Classes immediately followed, I taught one, 5th grade.  Entering the room all the children stood up next to their desks, in their shiny new black and white uniforms and in perfect unison said "Hello, teacher!" culture shock indeed.  It went well, ABC's, numbers, singing, and being silly.  I looked forward to the next day to see what some of the other grades would be like.  I got more then I could ever ask for.  The next day was spent being tugged back and forth between my three counterparts.  All of them seemed to think I would be teaching with them for all of their classes.  I taught five classes straight and was pretty exhausted.  I swaggered into the teachers lounge and found one of my counterparts, Saruul sitting waiting for me to teach her next three classes with her.  She looked very under the weather, "Yasan be?" ("What's the problem?")  I asked.  She said she had a fever, would it be ok if she went home and I taught the next three alone.  So she went home, and I taught alone, 8th grade.  Being tugged around all day with no heads up or schedule I was not exactly prepared to take on a bunch of 8th graders alone.  They knew this and took full advantage.  After some classroom management, involving kicking the desk and moving kids around I got them to listen to most of the lesson.  This was the same for the next two classes.  Afterwards I was thoroughly exhausted, home, beer, bed.

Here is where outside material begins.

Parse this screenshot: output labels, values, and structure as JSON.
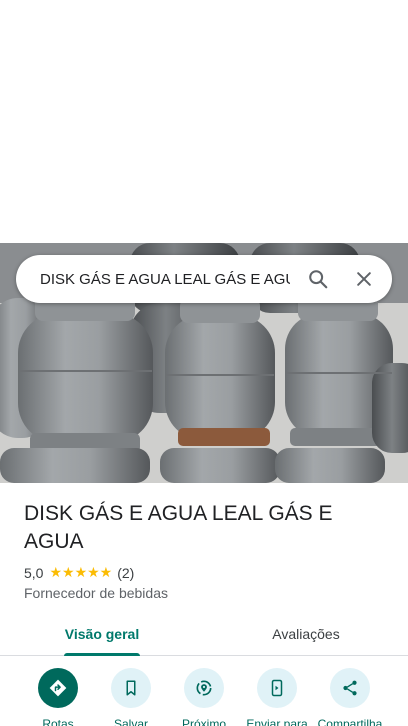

So after my action packed first week of school I was ready to relax on my weekend off.  Saturday, I went to the delguur, grabbed my favorite beer, grabbed my music and headed off on another hike.  This time I headed in the opposite direction, out into the flat steppe.  I followed the road out of town, children ran alongside of me asking what I was doing.  They stopped and gave me perplexed looks wondering why I would want to walk out into nothingness.  As the haasha's and houses gave way the road became blocked by a herd of goats.  A man followed in their wake shooing them along with what appeared to be an old flintlock pistol.  I said hello and resisted the urge to ask him if I could look at the pistol.  I walked out into the flat expanse for a good hour through grass of varying heights and barren soil.  Finally I reached a cracked and vast stretch of land that I could only assume used to be a lake, now dry and desolate.  I stopped dropped my backpack and did a 360.  The town looked small and far away but it seemed as if I hadn't actually gone anywhere, I seemed no closer to the mountains on the other side of the valley, the only landmark I could decipher for miles.  While a dried up lake was interesting, I wanted a special spot to sit and enjoy my beer.  So I set back towards the way I came walking slightly off at a different angle going towards the town from a different side.  I walked and walked, listening to music about walking, about traveling, about going places that makes your head spin with their unique beauty.  Just like that my spot came to me.  It came in the form of a rusted hulk, a shell of some long forgotten automobile.  Stripped of everything but its metal skeleton, it sat in the middle of the steppe, its cab pointed towards Omnodelger, a destination it would never reach.  I was ecstatic. I climbed up on top of its roof and cracked my beer.  I watched the clouds whisp across the sky, the grass shudder in the breeze and goats grazing off to my side.  I sat on the car, my little embassy for mankind, enjoying my beer and music when a boy on horseback thundered by and did a double take when he saw me perched a top my sanctuary.  I laughed, finished my beer, hoped down, snapped a picture and started to head back into town.  Once again, content and relaxed, I knew that this was a place I would return to soon.

Things To Remember: pizza, Guiness, Stephen's State Park, projectile points, Sheridan's, the feel of an electric guitar, showers, my bed.

1 comment:

  1. Ya know maybe the old Jetta of ours was a keeper after all!